JEFFERSON — Unlike the no-show response to the first hearing, the second and final hearing on the board of commissioners’ proposal to raise the county’s transfer tax drew a choir of protest.
Eight individuals showed up for the hearing, held Thursday afternoon in the commissioners’ meeting room, and most characterized the increase as yet another burden on sellers of Ashtabula County real estate.
“I’m opposed to the tax,” said Tom Hitchcock of Andover.
“I’m opposed to any additional taxes, especially with the increase in real-estate taxes,” said Jim Elliot of Dorset, who called it a “back door” tax.
“Most people don’t know about it until it is too far into the sale to do anything about it,” he said.
Commissioners have proposed raising the transfer tax, which is paid by the seller when real estate or a manufactured home is transferred to a new owner, including in foreclosure sales. They are seeking to boost the tax from 20 cents per $100 to 30 cents per $100 of valuation. There is also a 10 cents per $100 mandatory transfer tax; thus, the total tax would be 40 cents per $100 valuation.

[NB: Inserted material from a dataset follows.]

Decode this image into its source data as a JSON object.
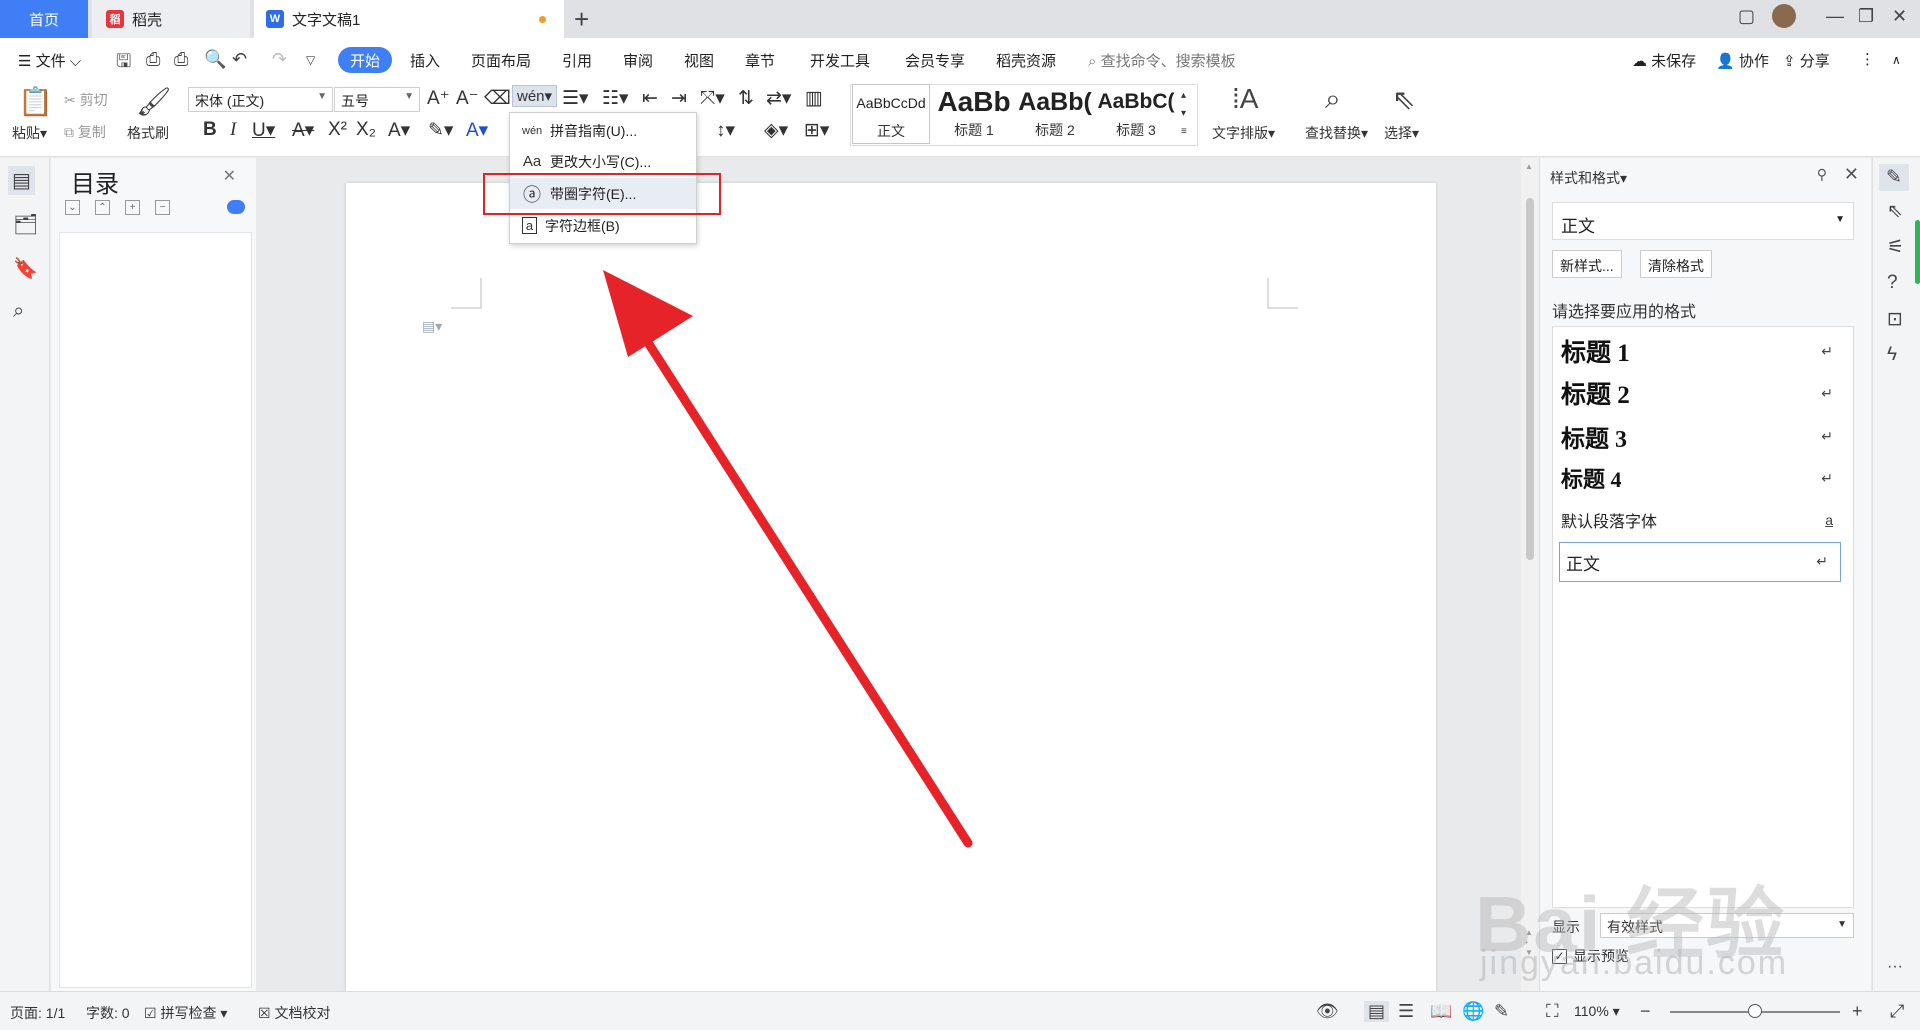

On a sale of $100,000, the new tax would cost the seller an additional $100 for a total of $400. Today the tax is $300.
Commissioner Daniel Claypool said the transfer-tax boost is necessary to fund the county’s tax map room, an essential service in the process of selling and transferring real estate. Map-room employees are funded by the general fund, but in the county’s budget crunch, staffing the room has been cut from three to two employees. The third worker was transferred to the county engineer’s office and paid from a different fund. In good times, there have been as many as four map-room workers.
“As far as I’m concerned, this extra 10 cents will be directed to the operation of this room,” Claypool said. “If not, I see that room closing or the hours of operation cut.”
Nick Mazzaro of Rock Creek said commissioners would be “committing suicide” if they shut down the office. “We have enough trouble in the real-estate industry now.”
“As soon as you do that, you shut the county down. You know it; we know it,” Mazzaro said.
Commissioner Joseph Moroski has opposed the hike from the time it was proposed in March. His concern is that it will erode the proceeds from the sale of county real estate, which has taken a beating in valuation already. It also will make short sales, which have narrow or nonexistent margins, even more challenging.
Jim Janson of the Chicago Title Agency said about 20 to 25 percent of the real-estate transactions in Ashtabula County are short sales in which the seller walks away with little or no money.
“Every little additional (expense) is going to make a sale less likely to occur,” Janson told commissioners.
Mazzaro said the tax comes at a time when property owners are being told to pay larger real-estate tax bills as a result of the county having used appraisers’ 2007 values.
“The people of Ashtabula County are getting gypped,” he said.
“It’s to the point where I’ve just had it as a property owner,” Jim Elliott said. “It seems like everything gets dumped on us as property owners.”
The tax increase has been projected to raise $100,000 for the balance of the year, but Janson said according to his calculations, which are based on dismal first-quarter real-estate sales figures, the revenue would be closer to $75,000.
On the other hand, if the real-estate market improves to the 2006 level, the tax would bring in an additional $257,000 annually into the general fund, estimates Janson. County administrator Janet Discher said it costs the county about $128,000 to staff the map room with three employees.
The transfer tax was last increased in 2001, when it was raised from 10 cents to 30 cents. That money was earmarked for “the protection and preservation of the county’s natural resources and to stimulate economic development.” In practice, the money was set aside to pay down the debt on the Lodge and Conference Center at Geneva-on-the-Lake. The county pays about $1.2 million annually toward the lodge debt, a topic several of the citizens brought into their comments.
“Sell it,” said Ashtabula resident Muriel Murphy of the lodge. “You are spending too much. … You have to learn how to spend wisely.”